●前衛美術の独創的思想家オノサト・トシノブ

久保貞次郎

 ぼくは現代日本美術家のなかで、この画家ほど自分の絵画の仕事を、正確に言葉でいいあらわしたひとはまれだと思う。かれのことばには借りものがない。すべて自分の実感の上に立って、自分の精神の内部を観察し、分析し、論理づけている。
画家のなかには筆のたつひともいて、たくさんの文章を書いて公表している。しかし実感のある文を綴る人はまれである。
 画家が絵筆でなく、ペンをもって、これほど徴密に正確に叙述できることは容易ならぬ才能である。かれが岩波書店の「世界」への寄稿を仕上げるには一週間、昼夜をわかたず、思考に思考を重ねたすえであったという。ぼくはかれの自己探索欲には内心驚いた。
オノサト・トシノブは独りでひとつの井戸を丹念に掘るひとである。外部の世界を掘るのでなく、自己の内部を掘り下げて疲れを知らない。井戸の間口はそう広くはないが、深さはどれほどであろうか。その深さは歳月とともに増して、公衆にはたやすく見極めえない深さに達している。

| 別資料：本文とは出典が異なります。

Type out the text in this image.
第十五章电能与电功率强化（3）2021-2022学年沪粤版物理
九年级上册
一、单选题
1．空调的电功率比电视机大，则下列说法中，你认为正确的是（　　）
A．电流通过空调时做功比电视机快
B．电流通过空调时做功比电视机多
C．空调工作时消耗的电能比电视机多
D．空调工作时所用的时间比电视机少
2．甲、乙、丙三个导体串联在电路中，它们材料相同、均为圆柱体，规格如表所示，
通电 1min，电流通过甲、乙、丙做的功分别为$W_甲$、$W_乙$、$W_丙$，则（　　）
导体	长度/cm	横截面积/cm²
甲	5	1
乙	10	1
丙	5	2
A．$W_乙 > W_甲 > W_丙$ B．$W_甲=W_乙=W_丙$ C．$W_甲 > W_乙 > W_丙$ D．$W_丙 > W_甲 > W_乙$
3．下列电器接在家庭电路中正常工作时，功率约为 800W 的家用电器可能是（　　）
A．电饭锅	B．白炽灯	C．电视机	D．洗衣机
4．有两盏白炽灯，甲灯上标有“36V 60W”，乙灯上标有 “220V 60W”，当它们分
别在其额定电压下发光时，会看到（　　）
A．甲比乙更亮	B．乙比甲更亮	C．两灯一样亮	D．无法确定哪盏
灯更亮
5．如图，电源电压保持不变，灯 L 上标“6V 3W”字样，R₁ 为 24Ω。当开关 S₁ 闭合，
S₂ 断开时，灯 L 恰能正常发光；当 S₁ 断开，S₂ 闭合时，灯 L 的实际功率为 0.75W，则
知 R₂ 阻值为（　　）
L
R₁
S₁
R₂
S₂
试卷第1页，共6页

地上からの光が、その底を照らすことが難しいほどの奥深くまで進んでいった。
 この文集はオノサトが掘り進んだ深度のバロメーターである。かれは深い地底から、現実と未来に透明な光線をあて、その運命について語る。その言葉は福音書のように予言的で断乎として自信にあふれている。日本の前衛美術の宣言書とみなされる時がくるだろう。この本によって、ひとびとは、現代の新しい美術の混乱のなかで、何が珠玉であり、何が泥石かを見極める思想の光をかくとくするであろう。

オノサト・トシノブ語録

●真実は誤魔化すことはできても隠すことはできない。芸術とは一つの鏡である。誤魔化せばそれが現れる。●私はあらゆることを否定することができない。
私はいつも否定する。
私はいつも肯定する。
●我々が何かを望んでいた、そしてそのようになったかどうか。
ならなかった。
なるはずがないと思う。
人間の考えが、電子計算機の故障のように、プラス、マイナスかずれていたに過ぎない。
ずれて必要のないことがはじまる.
●絵画とはそのような実在の認識の結果をできるだけ定着しようとする人間的な努力の証拠であって、人間が自然的現象のなかにしか生きられない生物であることを知る直感的な行為である。

●芸術は誰にでも理解される可能性がある。
●芸術はむずかしい。全身でそれを理解しようと努力する以外の者には無縁なものである。
●ピカソがやったことは物の外形が一つのショッキングな効果を与えるということであった。しかし、同時に空間と時間が内包する物体の真実を覆い隠す役わりにもなった。
レジェがこのような邪魔をしなかったのは、ピカソのように物体のショッキングな効果に向かはないで人間と物体がもつ日常的な判断によって、みせかけの哲学をさけたことにある。
●モナリザのなかにぬりこめた光を、われわは翻訳してみる必要がある。ダ・ビンチは今は実在していない。実在しているのは、それぞれの私自身であり、その私自身であり、その私自身のなかに実在を意識し認識してみることである。
●われわれはダ・ビンチをあらゆる実際の器物のなかにみることができる。
彼もまた人間をどうとらえるかという問題になやんだにちがいない。ルーブルでいろいろの古典をみたが、光がこれほど集中的に出てくるものは他になかった。
●東洋の光に似ているが、東洋の光でもない。たとえば雪舟の光は精神的であるか、ダ・ビンチの光は物質的である。物質の重みがある。同時に雪舟は具体的であり、ダ・ビンチは精神的である。